ALL IMAGES AND TEXT COPYRIGHT 2010


Monday, April 12, 2010

Old Things : By The Farmer's Wife

There seems to be no better title for my feelings as I fall quietly into my rendezvous of memories in this old farm house. My heart clings softly and warmly to the thirty nine years here.

Old things mean more than little whimsical remembrances, passing thoughts, or even more than memories -- for old things have been woven quietly through threads of time -- slowly engravened day by day until they have become a part of the fiber that is me! And here within my solitude the pendulum of time swings back and once again uncovers for me those precious days!

I look at the old felt hat hanging by nail on the back porch. It has brought the smells of new mown hay, brush burning and diesel fumes to the house. It holds the stains of dust and sweat from the labors of the fields. It's edges are curled with time and -- waiting. Others wonder why it still hangs since its owner left this life some seasons ago -- but its hanging there keeps some of the sameness about and, well, it just belongs. Too much of my heart would be emptied if it were no longer there.

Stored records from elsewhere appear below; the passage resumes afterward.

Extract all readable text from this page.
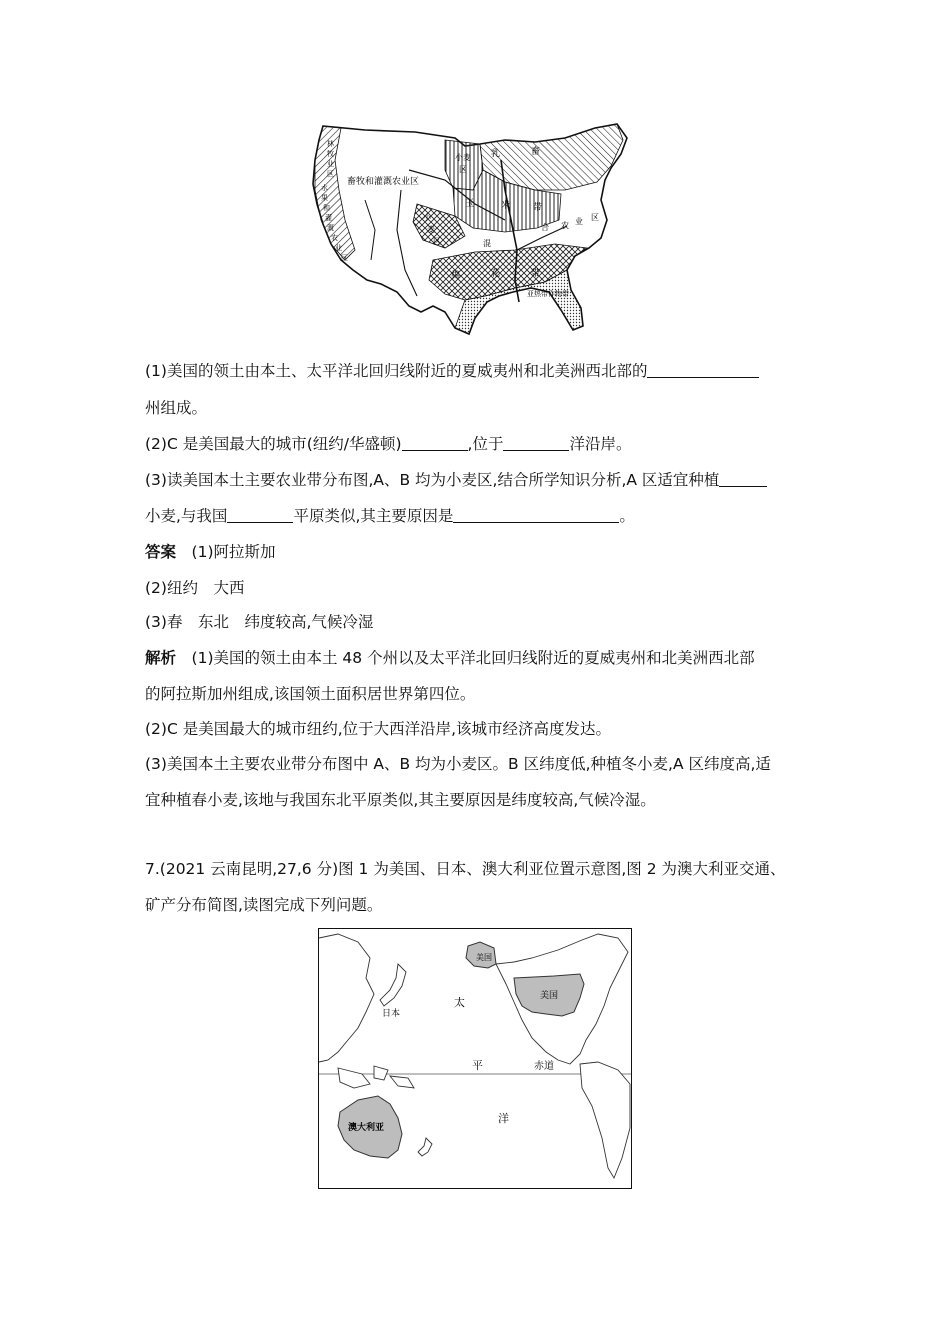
畜牧和灌溉农业区
小麦
区
乳	畜
玉	米	带
小
麦
区	混
合 农 业 区
棉	花	带
亚热带作物带
林
牧
业
区
水
果
和
灌
溉
农
业
区
(1)美国的领土由本土、太平洋北回归线附近的夏威夷州和北美洲西北部的
州组成。
(2)C 是美国最大的城市(纽约/华盛顿)	,位于	洋沿岸。
(3)读美国本土主要农业带分布图,A、B 均为小麦区,结合所学知识分析,A 区适宜种植
小麦,与我国	平原类似,其主要原因是	。
答案　 (1)阿拉斯加
(2)纽约　大西
(3)春　东北　纬度较高,气候冷湿
解析　 (1)美国的领土由本土 48 个州以及太平洋北回归线附近的夏威夷州和北美洲西北部
的阿拉斯加州组成,该国领土面积居世界第四位。
(2)C 是美国最大的城市纽约,位于大西洋沿岸,该城市经济高度发达。
(3)美国本土主要农业带分布图中 A、B 均为小麦区。B 区纬度低,种植冬小麦,A 区纬度高,适
宜种植春小麦,该地与我国东北平原类似,其主要原因是纬度较高,气候冷湿。
7.(2021 云南昆明,27,6 分)图 1 为美国、日本、澳大利亚位置示意图,图 2 为澳大利亚交通、
矿产分布简图,读图完成下列问题。
美国
美国
日本
太
平
洋
赤道
澳大利亚
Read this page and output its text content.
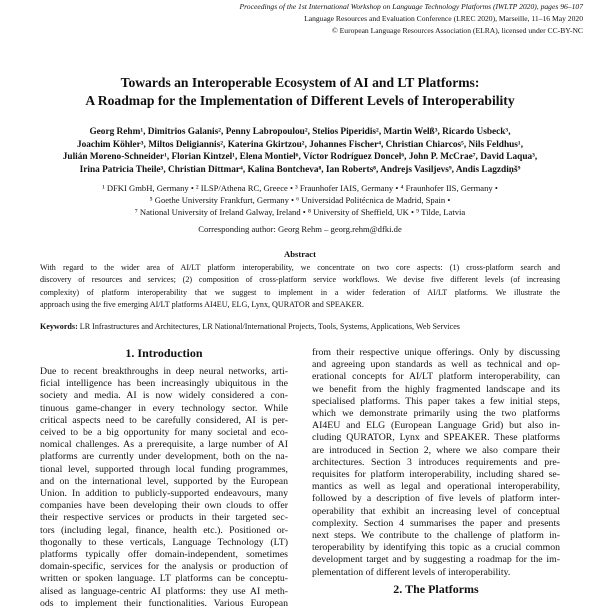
Proceedings of the 1st International Workshop on Language Technology Platforms (IWLTP 2020), pages 96–107
Language Resources and Evaluation Conference (LREC 2020), Marseille, 11–16 May 2020
© European Language Resources Association (ELRA), licensed under CC-BY-NC
Towards an Interoperable Ecosystem of AI and LT Platforms:
A Roadmap for the Implementation of Different Levels of Interoperability
Georg Rehm¹, Dimitrios Galanis², Penny Labropoulou², Stelios Piperidis², Martin Welß³, Ricardo Usbeck³,
Joachim Köhler³, Miltos Deligiannis², Katerina Gkirtzou², Johannes Fischer⁴, Christian Chiarcos⁵, Nils Feldhus¹,
Julián Moreno-Schneider¹, Florian Kintzel¹, Elena Montiel⁶, Víctor Rodríguez Doncel⁶, John P. McCrae⁷, David Laqua³,
Irina Patricia Theile³, Christian Dittmar⁴, Kalina Bontcheva⁸, Ian Roberts⁸, Andrejs Vasiljevs⁹, Andis Lagzdiņš⁹
¹ DFKI GmbH, Germany • ² ILSP/Athena RC, Greece • ³ Fraunhofer IAIS, Germany • ⁴ Fraunhofer IIS, Germany •
⁵ Goethe University Frankfurt, Germany • ⁶ Universidad Politécnica de Madrid, Spain •
⁷ National University of Ireland Galway, Ireland • ⁸ University of Sheffield, UK • ⁹ Tilde, Latvia
Corresponding author: Georg Rehm – georg.rehm@dfki.de
Abstract
With regard to the wider area of AI/LT platform interoperability, we concentrate on two core aspects: (1) cross-platform search and
discovery of resources and services; (2) composition of cross-platform service workflows. We devise five different levels (of increasing
complexity) of platform interoperability that we suggest to implement in a wider federation of AI/LT platforms. We illustrate the
approach using the five emerging AI/LT platforms AI4EU, ELG, Lynx, QURATOR and SPEAKER.
Keywords: LR Infrastructures and Architectures, LR National/International Projects, Tools, Systems, Applications, Web Services
1. Introduction
Due to recent breakthroughs in deep neural networks, arti-
ficial intelligence has been increasingly ubiquitous in the
society and media. AI is now widely considered a con-
tinuous game-changer in every technology sector. While
critical aspects need to be carefully considered, AI is per-
ceived to be a big opportunity for many societal and eco-
nomical challenges. As a prerequisite, a large number of AI
platforms are currently under development, both on the na-
tional level, supported through local funding programmes,
and on the international level, supported by the European
Union. In addition to publicly-supported endeavours, many
companies have been developing their own clouds to offer
their respective services or products in their targeted sec-
tors (including legal, finance, health etc.). Positioned or-
thogonally to these verticals, Language Technology (LT)
platforms typically offer domain-independent, sometimes
domain-specific, services for the analysis or production of
written or spoken language. LT platforms can be conceptu-
alised as language-centric AI platforms: they use AI meth-
ods to implement their functionalities. Various European
from their respective unique offerings. Only by discussing
and agreeing upon standards as well as technical and op-
erational concepts for AI/LT platform interoperability, can
we benefit from the highly fragmented landscape and its
specialised platforms. This paper takes a few initial steps,
which we demonstrate primarily using the two platforms
AI4EU and ELG (European Language Grid) but also in-
cluding QURATOR, Lynx and SPEAKER. These platforms
are introduced in Section 2, where we also compare their
architectures. Section 3 introduces requirements and pre-
requisites for platform interoperability, including shared se-
mantics as well as legal and operational interoperability,
followed by a description of five levels of platform inter-
operability that exhibit an increasing level of conceptual
complexity. Section 4 summarises the paper and presents
next steps. We contribute to the challenge of platform in-
teroperability by identifying this topic as a crucial common
development target and by suggesting a roadmap for the im-
plementation of different levels of interoperability.
2. The Platforms
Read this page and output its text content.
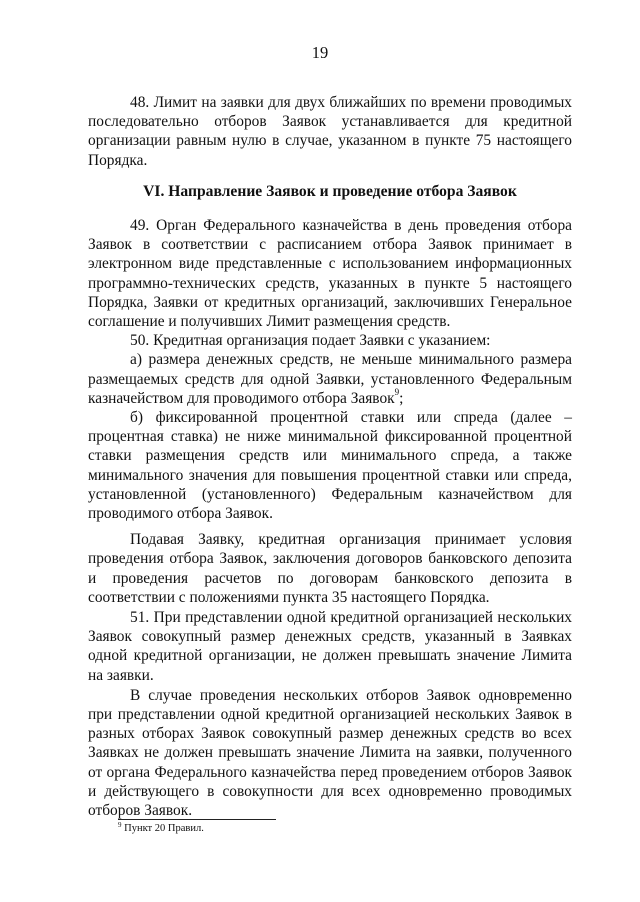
19

48. Лимит на заявки для двух ближайших по времени проводимых последовательно отборов Заявок устанавливается для кредитной организации равным нулю в случае, указанном в пункте 75 настоящего Порядка.

VI. Направление Заявок и проведение отбора Заявок

49. Орган Федерального казначейства в день проведения отбора Заявок в соответствии с расписанием отбора Заявок принимает в электронном виде представленные с использованием информационных программно-технических средств, указанных в пункте 5 настоящего Порядка, Заявки от кредитных организаций, заключивших Генеральное соглашение и получивших Лимит размещения средств.

50. Кредитная организация подает Заявки с указанием:

а) размера денежных средств, не меньше минимального размера размещаемых средств для одной Заявки, установленного Федеральным казначейством для проводимого отбора Заявок$^9$;

б) фиксированной процентной ставки или спреда (далее – процентная ставка) не ниже минимальной фиксированной процентной ставки размещения средств или минимального спреда, а также минимального значения для повышения процентной ставки или спреда, установленной (установленного) Федеральным казначейством для проводимого отбора Заявок.

Подавая Заявку, кредитная организация принимает условия проведения отбора Заявок, заключения договоров банковского депозита и проведения расчетов по договорам банковского депозита в соответствии с положениями пункта 35 настоящего Порядка.

51. При представлении одной кредитной организацией нескольких Заявок совокупный размер денежных средств, указанный в Заявках одной кредитной организации, не должен превышать значение Лимита на заявки.

В случае проведения нескольких отборов Заявок одновременно при представлении одной кредитной организацией нескольких Заявок в разных отборах Заявок совокупный размер денежных средств во всех Заявках не должен превышать значение Лимита на заявки, полученного от органа Федерального казначейства перед проведением отборов Заявок и действующего в совокупности для всех одновременно проводимых отборов Заявок.

$^9$ Пункт 20 Правил.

I look down the basement stairway -- there in the rough wood just above the bottom step are the childlike scratched letters -- "Julie Ann." I know the new paint job planned will - with the stroke of the brush - remove the memories of that little dark haired girl's mischievousness. And so many years it has reminded us what a welcomed joy she was to our household. Still my eyes shall find that cherished spot and long remember.

And looking southward across my spacious plot of grass a well worm path comes into view. I love this barren strip that winds from his house to mine -- my little tow-headed grandson. His very tiny feet began to build this path and day by day his voice would call to come quick and see the early butterfly or the first green apple on the corner tree. It's there he'd call to me to pick the yellow dandelion and as the summer moved along we'd kneel together there and blow their softness on those golden hours. Today his manly steps trod through this path with mail in hand, things to say of chemistry and art class and Shakespeare. I would this beaten trail cold always be, but time shall turn his steps to other roads and the grasses one by one shall cover the memories of that well worn, well loved path.

Old sweater -- hanging faithfully on the stairway doorknob. Who would think of you as something loved and honored. Look at you! Your whiteness yellowing with age, two remaining buttons, loosely hanging. And there you are, as ever, waiting to release your warmth and comfort. How many shoulders have you touched? Mine, to gather clothes from chilly lines, rake fall leaves, pick tomatoes -- or, in early morning before the heat could spread it's warmth throughout these spacious rooms. You've touched the shoulders of every daughter, as they have in their turns sat in my huge farm kitchen exchanging thoughts with mine. And I've watched the breezes toss you playfully upon the line as they've restored your softness and your beauty. It's then you've covered baby toes for story time and how you've loved the "to and froness" and the constant lullabies of rocking chair and evening song. I've watched you sail in fantasyland as little granddaughter turned you into angel wings as you flew from room to room. Oh, you played well your part to let a little heart take flight in it's magicness of childhood! And little granny, how gently you've been draped about her frail bent shoulders -- glad to caress and warm her feelings- as well as soothe her achiness and pain.

Old sweater, you have taught me much. Would that I could service give to all who came my way. Would that I could know and wholly see the needs of others. And then as you, give freely and impartially to all!

And now "Old Things" I know that graying time shall crumble you to nothing. Still tenderly within you'll ever be. For heart and memory shall take wing together and soar through time and all eternity!